If fans take anything away from the 2010 season, it should be that you don't undervalue the importance of quarterback depth. Yes, the injuries Lions QBs suffered involved a lot of bad luck, but the fact of the matter is they had problems staying healthy. Is it entirely possible that Matthew Stafford will make it through 2011 without any issues and Shaun Hill and Drew Stanton will never see the field? Of course it is, but there's no guarantee that will happen.
There is also no guarantee that Stanton would be able to stay on the field if Stafford were to go down again. Stanton has had injury issues dating all the way back to his time at Michigan State. He has shown he can lead the Lions' offense, but can he be relied upon to stay healthy if Stafford is hurt? I don't think that's a risk you want to take.
While I'm sure Martin Mayhew could find a team willing to give up a future draft pick for Hill, I don't see the value in making a trade. Unless a general manager loses his mind and offers a lot more than he should, there is no way the Lions should part ways with Hill. At this point it isn't about who can play and who can't. We know all three Lions QBs are competent enough to lead the offense if they have to.

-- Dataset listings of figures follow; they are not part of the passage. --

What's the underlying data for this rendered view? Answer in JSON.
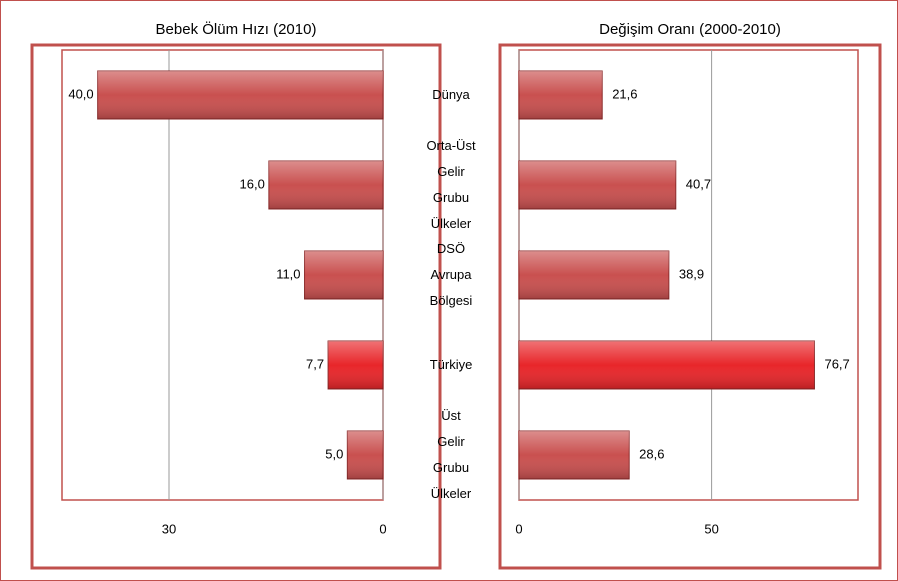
{
  "chart_data": [
    {
      "type": "bar",
      "title": "Bebek Ölüm Hızı (2010)",
      "categories": [
        "Dünya",
        "Orta-Üst Gelir Grubu Ülkeler",
        "DSÖ Avrupa Bölgesi",
        "Türkiye",
        "Üst Gelir Grubu Ülkeler"
      ],
      "values": [
        40.0,
        16.0,
        11.0,
        7.7,
        5.0
      ],
      "value_labels": [
        "40,0",
        "16,0",
        "11,0",
        "7,7",
        "5,0"
      ],
      "colors": [
        "#c9504f",
        "#c9504f",
        "#c9504f",
        "#e8262a",
        "#c9504f"
      ],
      "xlim": [
        45,
        0
      ],
      "xticks": [
        30,
        0
      ],
      "grid": true
    },
    {
      "type": "bar",
      "title": "Değişim Oranı (2000-2010)",
      "values": [
        21.6,
        40.7,
        38.9,
        76.7,
        28.6
      ],
      "value_labels": [
        "21,6",
        "40,7",
        "38,9",
        "76,7",
        "28,6"
      ],
      "colors": [
        "#c9504f",
        "#c9504f",
        "#c9504f",
        "#e8262a",
        "#c9504f"
      ],
      "xlim": [
        0,
        88
      ],
      "xticks": [
        0,
        50
      ],
      "grid": true
    }
  ]
}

What's important is having all three guys around in case injury issues arise again in 2011.
Think about it this way: Detroit needs one win to clinch a playoff spot. Stafford suffered an injury the week before and Stanton was knocked out early in the make it or break it game. Now the Lions have to pin their hopes on Zac Robinson, and whether or not their playoff drought continues all comes down to a guy that has never seen the field before. The only consolation is that the Lions have an additional third-day pick in the 2012 draft because they traded Hill. That's not a very good deal, is it?
If this were a few years ago and the Lions were a team in need of simply adding as much talent as they can, I wouldn't have a huge issue with the idea of trading a guy like Hill. The Lions aren't a team in that position anymore, though. They are potentially on the verge of finally turning this franchise around, and the value just isn't there to deal Hill. No team is going to give up enough for him to make a deal worthwhile.

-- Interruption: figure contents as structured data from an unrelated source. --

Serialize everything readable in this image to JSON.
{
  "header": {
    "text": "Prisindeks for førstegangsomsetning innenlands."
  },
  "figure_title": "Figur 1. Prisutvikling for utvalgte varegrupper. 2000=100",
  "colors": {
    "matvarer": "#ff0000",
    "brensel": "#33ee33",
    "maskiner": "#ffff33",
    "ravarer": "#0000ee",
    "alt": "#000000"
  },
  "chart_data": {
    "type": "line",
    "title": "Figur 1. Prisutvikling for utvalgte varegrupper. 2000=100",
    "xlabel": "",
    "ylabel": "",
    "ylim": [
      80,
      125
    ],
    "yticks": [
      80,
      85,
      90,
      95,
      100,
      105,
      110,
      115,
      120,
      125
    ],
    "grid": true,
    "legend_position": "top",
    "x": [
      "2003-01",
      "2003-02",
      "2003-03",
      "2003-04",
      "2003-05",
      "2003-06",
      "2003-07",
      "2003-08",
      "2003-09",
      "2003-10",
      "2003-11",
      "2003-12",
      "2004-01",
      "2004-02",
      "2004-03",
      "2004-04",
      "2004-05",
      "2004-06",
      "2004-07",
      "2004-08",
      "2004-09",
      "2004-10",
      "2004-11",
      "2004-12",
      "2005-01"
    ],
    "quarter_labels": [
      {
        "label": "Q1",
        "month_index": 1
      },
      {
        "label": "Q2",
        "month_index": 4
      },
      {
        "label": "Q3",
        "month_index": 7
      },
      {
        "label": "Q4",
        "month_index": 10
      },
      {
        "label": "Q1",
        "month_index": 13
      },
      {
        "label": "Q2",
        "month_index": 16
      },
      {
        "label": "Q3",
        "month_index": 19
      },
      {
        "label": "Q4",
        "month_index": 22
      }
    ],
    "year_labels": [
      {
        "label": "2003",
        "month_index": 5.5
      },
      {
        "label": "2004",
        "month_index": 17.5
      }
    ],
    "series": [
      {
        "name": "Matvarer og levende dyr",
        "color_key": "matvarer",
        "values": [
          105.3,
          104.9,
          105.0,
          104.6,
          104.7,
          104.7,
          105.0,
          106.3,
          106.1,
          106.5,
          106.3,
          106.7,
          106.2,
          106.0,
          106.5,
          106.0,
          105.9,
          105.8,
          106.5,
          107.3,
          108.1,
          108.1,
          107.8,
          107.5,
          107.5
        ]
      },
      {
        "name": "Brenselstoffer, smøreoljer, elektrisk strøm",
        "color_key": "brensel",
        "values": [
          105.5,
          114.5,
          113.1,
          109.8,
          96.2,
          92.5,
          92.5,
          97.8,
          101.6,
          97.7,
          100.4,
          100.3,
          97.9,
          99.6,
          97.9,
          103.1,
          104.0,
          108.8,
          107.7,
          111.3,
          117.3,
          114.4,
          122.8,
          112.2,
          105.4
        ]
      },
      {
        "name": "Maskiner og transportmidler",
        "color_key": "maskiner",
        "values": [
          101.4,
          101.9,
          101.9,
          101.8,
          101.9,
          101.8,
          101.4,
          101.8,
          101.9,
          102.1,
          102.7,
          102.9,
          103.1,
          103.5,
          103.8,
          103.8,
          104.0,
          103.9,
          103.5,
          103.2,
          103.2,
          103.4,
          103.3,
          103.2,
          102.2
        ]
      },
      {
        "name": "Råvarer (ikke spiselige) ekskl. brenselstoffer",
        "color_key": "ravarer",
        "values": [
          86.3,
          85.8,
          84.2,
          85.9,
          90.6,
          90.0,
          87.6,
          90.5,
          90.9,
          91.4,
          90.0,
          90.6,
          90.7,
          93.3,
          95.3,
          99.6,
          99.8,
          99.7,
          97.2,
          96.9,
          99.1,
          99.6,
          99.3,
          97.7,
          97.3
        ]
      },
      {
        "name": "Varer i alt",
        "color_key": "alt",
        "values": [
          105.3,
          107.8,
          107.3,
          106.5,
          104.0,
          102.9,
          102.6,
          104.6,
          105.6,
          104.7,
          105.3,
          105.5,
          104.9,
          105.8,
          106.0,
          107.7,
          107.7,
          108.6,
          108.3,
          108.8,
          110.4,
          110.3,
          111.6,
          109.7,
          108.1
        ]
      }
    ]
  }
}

The other factors in this are the player Hill is backing up and the player that would take his spot as backup if he were traded. This isn't a situation where Stafford had one freak injury after years of not missing a start. This also isn't a situation where Stanton has only had some wear and tear that is normal for an NFL quarterback. Both players have had multiple injuries in relatively short careers, and neither has proven he can stay healthy for a lengthy period of time. The same goes for Hill based on what happened last season, which is exactly why the Lions need to retain all three QBs.

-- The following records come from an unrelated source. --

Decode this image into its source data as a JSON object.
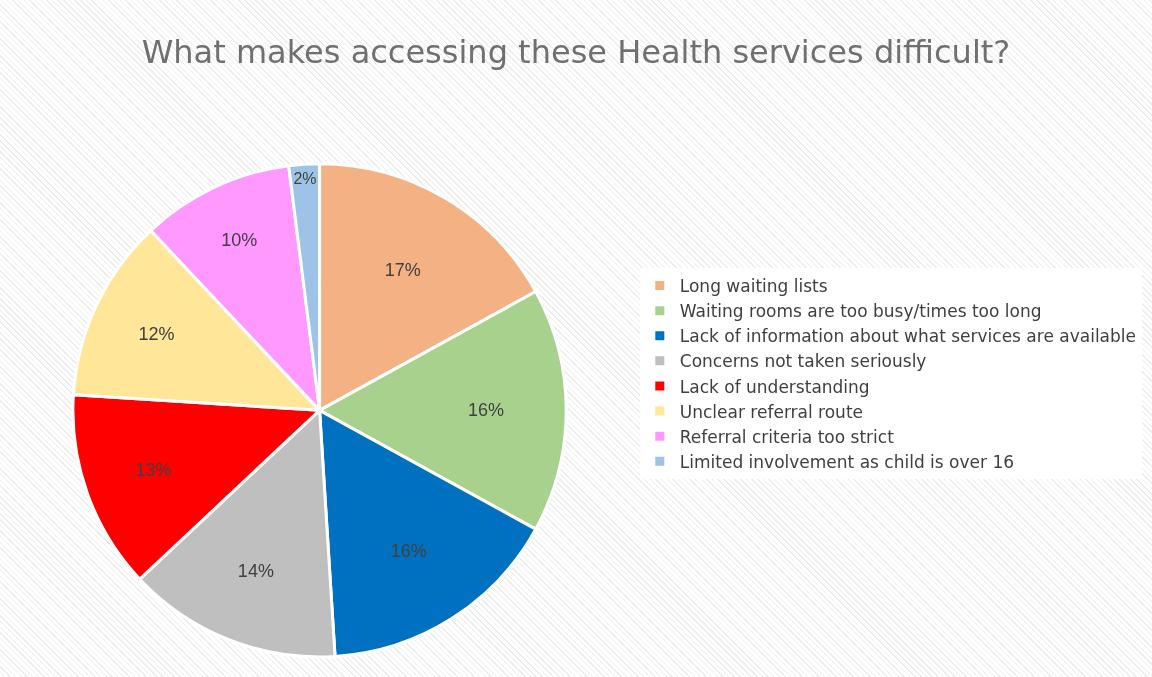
{
  "chart_data": {
    "type": "pie",
    "title": "What makes accessing these Health services difficult?",
    "categories": [
      "Long waiting lists",
      "Waiting rooms are too busy/times too long",
      "Lack of information about what services are available",
      "Concerns not taken seriously",
      "Lack of understanding",
      "Unclear referral route",
      "Referral criteria too strict",
      "Limited involvement as child is over 16"
    ],
    "values": [
      17,
      16,
      16,
      14,
      13,
      12,
      10,
      2
    ],
    "value_labels": [
      "17%",
      "16%",
      "16%",
      "14%",
      "13%",
      "12%",
      "10%",
      "2%"
    ],
    "colors": [
      "#f4b183",
      "#a9d18e",
      "#0070c0",
      "#bfbfbf",
      "#ff0000",
      "#ffe699",
      "#ff99ff",
      "#9dc3e6"
    ],
    "legend": "right"
  }
}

There's no telling if injuries will once again torment Lions quarterbacks in 2011. Because they can't be ruled out, however, letting go of Hill, or Stanton for that matter, would be a mistake. This team is close enough to something big that they can't afford to let their season fall apart over the injury bug, which is why depth is so important. Obviously no matter who is plugged in after Stafford is going to be an enormous downgrade, but think about that scenario I presented earlier. Can you imagine the downgrade from Stanton/Hill to a guy that's never even played before, especially in a potentially pressure packed situation? It'd be pretty dumb to put yourself in that position because you wanted to acquire a future late-round draft pick. It's just not worth it for the Lions.